Sir Francis Bacon: Essays of Francis Bacon

41. Of Usury (continued)

To serve both intentions, the way would be briefly thus. That there be two rates of usury: the one free, and general for all; the other under license only, to certain persons, and in certain places of merchandizing. First, therefore, let usury in general, be reduced to five in the hundred; and let that rate be proclaimed, to be free and current; and let the state shut itself out, to take any penalty for the same. This will preserve borrowing, from any general stop or dryness. This will ease infinite borrowers in the country. This will, in good part, raise the price of land, because land purchased at sixteen years' purchase will yield six in the hundred, and somewhat more; whereas this rate of interest, yields but five. This by like reason will encourage, and edge, industrious and profitable improvements; because many will rather venture in that kind, than take five in the hundred, especially having been used to greater profit. Secondly, let there be certain persons licensed, to lend to known merchants, upon usury at a higher rate; and let it be with the cautions following. Let the rate be, even with the merchant himself, somewhat more easy than that he used formerly to pay; for by that means, all borrowers, shall have some ease by this reformation, be he merchant, or whosoever. Let it be no bank or common stock, but every man be master of his own money. Not that I altogether mislike banks, but they will hardly be brooked, in regard of certain suspicions. Let the state be answered some small matter for the license, and the rest left to the lender; for if the abatement be but small, it will no whit discourage the lender.
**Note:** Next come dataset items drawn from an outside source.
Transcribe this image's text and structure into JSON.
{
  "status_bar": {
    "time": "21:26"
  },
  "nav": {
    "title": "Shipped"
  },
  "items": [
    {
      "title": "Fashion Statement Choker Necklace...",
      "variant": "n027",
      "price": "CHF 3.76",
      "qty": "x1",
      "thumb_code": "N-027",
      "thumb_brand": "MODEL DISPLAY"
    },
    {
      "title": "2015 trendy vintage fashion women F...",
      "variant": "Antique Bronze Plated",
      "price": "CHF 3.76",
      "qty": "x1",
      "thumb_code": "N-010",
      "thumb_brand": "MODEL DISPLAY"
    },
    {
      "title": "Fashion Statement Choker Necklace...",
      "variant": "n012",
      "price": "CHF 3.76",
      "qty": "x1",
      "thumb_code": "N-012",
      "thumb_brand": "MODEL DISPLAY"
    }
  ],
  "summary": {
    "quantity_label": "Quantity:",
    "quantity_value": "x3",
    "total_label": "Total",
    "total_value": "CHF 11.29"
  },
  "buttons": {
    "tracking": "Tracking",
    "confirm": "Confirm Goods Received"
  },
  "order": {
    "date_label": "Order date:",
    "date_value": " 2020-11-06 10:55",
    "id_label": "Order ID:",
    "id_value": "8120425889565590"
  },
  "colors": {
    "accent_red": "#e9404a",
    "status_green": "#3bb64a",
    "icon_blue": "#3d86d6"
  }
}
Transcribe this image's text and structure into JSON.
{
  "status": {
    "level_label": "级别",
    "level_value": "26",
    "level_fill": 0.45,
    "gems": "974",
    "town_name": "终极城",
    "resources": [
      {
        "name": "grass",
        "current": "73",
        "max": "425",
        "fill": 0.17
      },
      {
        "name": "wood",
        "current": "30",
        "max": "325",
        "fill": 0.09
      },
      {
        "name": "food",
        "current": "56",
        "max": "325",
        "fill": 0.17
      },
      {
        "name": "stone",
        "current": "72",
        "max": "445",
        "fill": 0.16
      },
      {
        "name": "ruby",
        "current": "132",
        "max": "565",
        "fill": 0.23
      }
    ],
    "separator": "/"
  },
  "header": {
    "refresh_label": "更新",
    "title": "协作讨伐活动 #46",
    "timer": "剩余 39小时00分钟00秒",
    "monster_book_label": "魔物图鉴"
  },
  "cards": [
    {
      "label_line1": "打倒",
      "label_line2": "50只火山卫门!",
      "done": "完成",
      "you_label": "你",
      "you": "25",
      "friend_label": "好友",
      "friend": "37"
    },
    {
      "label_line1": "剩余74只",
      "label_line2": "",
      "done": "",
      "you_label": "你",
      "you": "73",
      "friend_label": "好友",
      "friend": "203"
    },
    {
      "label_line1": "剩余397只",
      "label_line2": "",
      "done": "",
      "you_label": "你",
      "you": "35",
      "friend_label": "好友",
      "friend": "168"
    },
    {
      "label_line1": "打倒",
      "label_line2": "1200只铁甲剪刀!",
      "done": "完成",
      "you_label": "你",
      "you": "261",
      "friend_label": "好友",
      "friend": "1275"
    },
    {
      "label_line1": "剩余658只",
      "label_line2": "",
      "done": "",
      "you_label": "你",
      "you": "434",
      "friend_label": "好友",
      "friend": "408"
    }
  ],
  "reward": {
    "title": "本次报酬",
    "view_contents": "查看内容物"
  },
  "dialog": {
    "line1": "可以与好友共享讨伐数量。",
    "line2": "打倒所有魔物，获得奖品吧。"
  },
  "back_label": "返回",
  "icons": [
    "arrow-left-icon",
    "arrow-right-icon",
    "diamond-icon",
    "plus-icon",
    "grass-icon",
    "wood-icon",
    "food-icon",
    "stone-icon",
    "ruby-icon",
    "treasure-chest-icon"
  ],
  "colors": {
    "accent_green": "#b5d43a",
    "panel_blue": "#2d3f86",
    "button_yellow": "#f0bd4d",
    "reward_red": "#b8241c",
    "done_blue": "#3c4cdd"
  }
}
For he, for example, that took before ten or nine in the hundred, will sooner descend to eight in the hundred than give over his trade of usury, and go from certain gains, to gains of hazard. Let these licensed lenders be in number indefinite, but restrained to certain principal cities and towns of merchandizing; for then they will be hardly able to color other men's moneys in the country: so as the license of nine will not suck away the current rate of five; for no man will send his moneys far off, nor put them into unknown hands.

If it be objected that this doth in a sort authorize usury, which before, was in some places but permissive; the answer is, that it is better to mitigate usury, by declaration, than to suffer it to rage, by connivance.